Rajmund Kolbe urodził się 8 października 1894 r. w Zduńskiej Woli. W 1910 r. wstąpił do zakonu, gdzie przyjął imię Maksymilian. Studiował w Rzymie, gdzie w 1917 r. założył stowarzyszenie Rycerstwa Niepokalanej. Do Polski wrócił dwa lata później. W 1927 r. założył pod Warszawą klasztor-wydawnictwo Niepokalanów. Trzy lata później wyjechał do Japonii, skąd wrócił w 1936 r. Objął kierownictwo Niepokalanowa, który stał się największym klasztorem katolickim na świecie.
We wrześniu 1939 r. Niemcy po raz pierwszy aresztowali Kolbego i franciszkanów.

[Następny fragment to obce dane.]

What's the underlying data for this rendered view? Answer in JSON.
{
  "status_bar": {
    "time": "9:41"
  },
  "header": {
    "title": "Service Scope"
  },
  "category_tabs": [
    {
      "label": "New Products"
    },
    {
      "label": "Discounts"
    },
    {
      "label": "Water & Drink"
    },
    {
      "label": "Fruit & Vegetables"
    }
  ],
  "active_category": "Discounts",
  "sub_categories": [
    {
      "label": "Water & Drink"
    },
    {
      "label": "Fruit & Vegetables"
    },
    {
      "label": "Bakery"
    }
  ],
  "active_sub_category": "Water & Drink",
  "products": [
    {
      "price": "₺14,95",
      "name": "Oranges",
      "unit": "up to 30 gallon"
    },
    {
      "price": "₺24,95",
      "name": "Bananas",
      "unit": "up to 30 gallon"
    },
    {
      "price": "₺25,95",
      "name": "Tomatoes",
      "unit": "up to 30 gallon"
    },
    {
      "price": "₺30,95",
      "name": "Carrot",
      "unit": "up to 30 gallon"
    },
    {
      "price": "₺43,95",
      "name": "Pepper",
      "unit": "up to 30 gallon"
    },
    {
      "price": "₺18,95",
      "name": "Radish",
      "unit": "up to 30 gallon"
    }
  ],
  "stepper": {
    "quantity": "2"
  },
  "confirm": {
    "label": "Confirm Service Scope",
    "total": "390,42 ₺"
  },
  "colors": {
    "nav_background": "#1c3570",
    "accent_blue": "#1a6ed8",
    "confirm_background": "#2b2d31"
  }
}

Odzyskali wolność w grudniu. 17 lutego 1941 r. Maksymiliana aresztowano po raz drugi. Trafił na Pawiak, a potem 28 maja 1941 r. do Auschwitz. Pod koniec lipca 1941 r. z obozu uciekł więzień Zygmunt Pilawski. Za karę zastępca komendanta Karl Fritzsch wybrał dziesięciu więźniów i skazał ich na śmierć głodową. Wśród nich był Franciszek Gajowniczek. Franciszkanin wyraził chęć pójścia na śmierć za niego. Esesman zgodził się. O. Kolbe po dwóch tygodniach męki wciąż żył. 14 sierpnia 1941 r. został uśmiercony przez niemieckiego więźnia-kryminalistę Hansa Bocka, który wstrzyknął mu zabójczy fenol.
Kilka tygodni przed śmiercią Maksymilian powiedział do współwięźnia Józefa Stemlera: „Nienawiść nie jest siłą twórczą. Siłą twórczą jest miłość”.
Franciszkanin został beatyfikowany przez papieża Pawła VI w 1971 r., a kanonizowany przez Jana Pawła II jedenaście lat później.
Niemcy założyli obóz Auschwitz w 1940 r., aby więzić w nim Polaków. Auschwitz II-Birkenau powstał dwa lata później. Stał się miejscem zagłady Żydów. W kompleksie obozowym funkcjonowała sieć podobozów. W Auschwitz Niemcy zgładzili co najmniej 1,1 mln ludzi, głównie Żydów. Spośród ok. 140-150 tys. deportowanych do obozu Polaków zginęła niemal połowa.